BACKGROUND: Although tracheal tubes are essential devices to control and protect airway in a critical care unit (CCU), they are not free from complications.

AIMS: To document the incidence and nature of airway accidents in the CCU of a government teaching hospital in Eastern India.

METHODS: Retrospective analysis of all airway accidents in a 5-bedded (medical and surgical) CCU. The number, types, timing, and severity of airway accidents were analyzed.

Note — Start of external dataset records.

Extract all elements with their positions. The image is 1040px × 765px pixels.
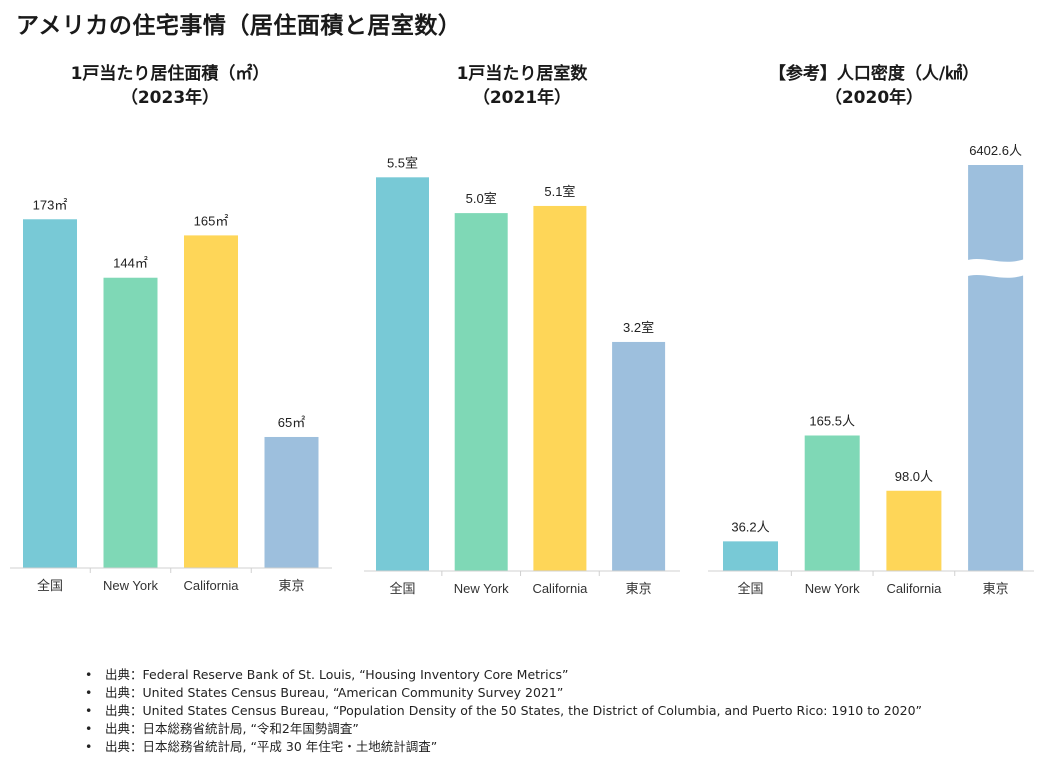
category-label-national: 全国: [389, 581, 415, 596]
bar-tokyo: [264, 436, 319, 568]
category-label-california: California: [532, 581, 588, 596]
category-label-new-york: New York: [805, 581, 860, 596]
data-label-new-york: 144㎡: [113, 256, 148, 271]
data-label-california: 5.1室: [544, 184, 575, 199]
data-label-tokyo: 65㎡: [278, 415, 305, 430]
chart2-title-line2: （2021年）: [472, 88, 572, 108]
bar-national: [23, 219, 77, 568]
bar-new-york: [454, 213, 508, 571]
bar-national: [723, 541, 778, 571]
chart1-title: 1戸当たり居住面積（㎡） （2023年）: [10, 62, 330, 110]
page-title: アメリカの住宅事情（居住面積と居室数）: [16, 13, 462, 39]
data-label-new-york: 5.0室: [466, 191, 497, 206]
chart2-title-line1: 1戸当たり居室数: [456, 64, 588, 84]
chart1-title-line2: （2023年）: [120, 88, 220, 108]
source-item: 出典：Federal Reserve Bank of St. Louis, “H…: [85, 666, 922, 684]
source-item: 出典：日本総務省統計局, “平成 30 年住宅・土地統計調査”: [85, 738, 922, 756]
chart3-title-line2: （2020年）: [824, 88, 924, 108]
category-label-california: California: [886, 581, 942, 596]
bar-national: [376, 177, 429, 571]
data-label-national: 173㎡: [33, 197, 68, 212]
data-label-california: 165㎡: [194, 213, 229, 228]
bar-tokyo: [612, 341, 666, 571]
category-label-tokyo: 東京: [278, 578, 304, 593]
chart2-title: 1戸当たり居室数 （2021年）: [362, 62, 682, 110]
chart3-title: 【参考】人口密度（人/㎢） （2020年）: [712, 62, 1036, 110]
category-label-new-york: New York: [103, 578, 158, 593]
source-item: 出典：日本総務省統計局, “令和2年国勢調査”: [85, 720, 922, 738]
bar-tokyo: [968, 165, 1024, 571]
category-label-national: 全国: [737, 581, 763, 596]
sources-list: 出典：Federal Reserve Bank of St. Louis, “H…: [85, 666, 922, 756]
bar-california: [886, 490, 942, 571]
chart3-title-line1: 【参考】人口密度（人/㎢）: [768, 64, 980, 84]
category-label-california: California: [184, 578, 240, 593]
axis-break-mark: [964, 258, 1028, 278]
bar-california: [184, 235, 238, 568]
bar-new-york: [103, 277, 158, 568]
data-label-california: 98.0人: [895, 469, 933, 484]
category-label-national: 全国: [37, 578, 63, 593]
bar-california: [533, 205, 587, 571]
data-label-national: 5.5室: [387, 155, 418, 170]
source-item: 出典：United States Census Bureau, “Populat…: [85, 702, 922, 720]
category-label-new-york: New York: [454, 581, 509, 596]
data-label-national: 36.2人: [731, 519, 769, 534]
source-item: 出典：United States Census Bureau, “America…: [85, 684, 922, 702]
data-label-tokyo: 3.2室: [623, 320, 654, 335]
data-label-new-york: 165.5人: [809, 413, 855, 428]
category-label-tokyo: 東京: [626, 581, 652, 596]
bar-new-york: [804, 435, 860, 571]
category-label-tokyo: 東京: [983, 581, 1009, 596]
data-label-tokyo: 6402.6人: [969, 143, 1022, 158]
chart1-title-line1: 1戸当たり居住面積（㎡）: [70, 64, 270, 84]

RESULTS: The total accident rate was 19 in 233 intubated and/or tracheostomized patients over 1657 tube days (TDs) during 3 years. Fourteen occurred in 232 endotracheally intubated patients over 1075 endotracheal tube (ETT) days, and five occurred in 44 tracheostomized patients over 580 tracheostomy TDs. Fifteen accidents were due to blocked tubes. Rest four were unplanned extubations (UEs), all being accidental extubations. All blockages occurred during night shifts and all UEs during day shifts. Five accidents were mild, the rest moderate. No major accident led to cardiorespiratory arrest or death. All blockages occurred after 7(th) day of intubation. The outcome of accidents were more favorable in tracheostomy group compared to ETT group (P = 0.001).

CONCLUSIONS: The prevalence of airway accidents was 8.2 accidents per 100 patients. Blockages were the most common accidents followed by UEs. Ten out of the 15 blockages and all 4 UEs were in endotracheally intubated patients. Tracheostomized patients had 5 blockages and no UEs.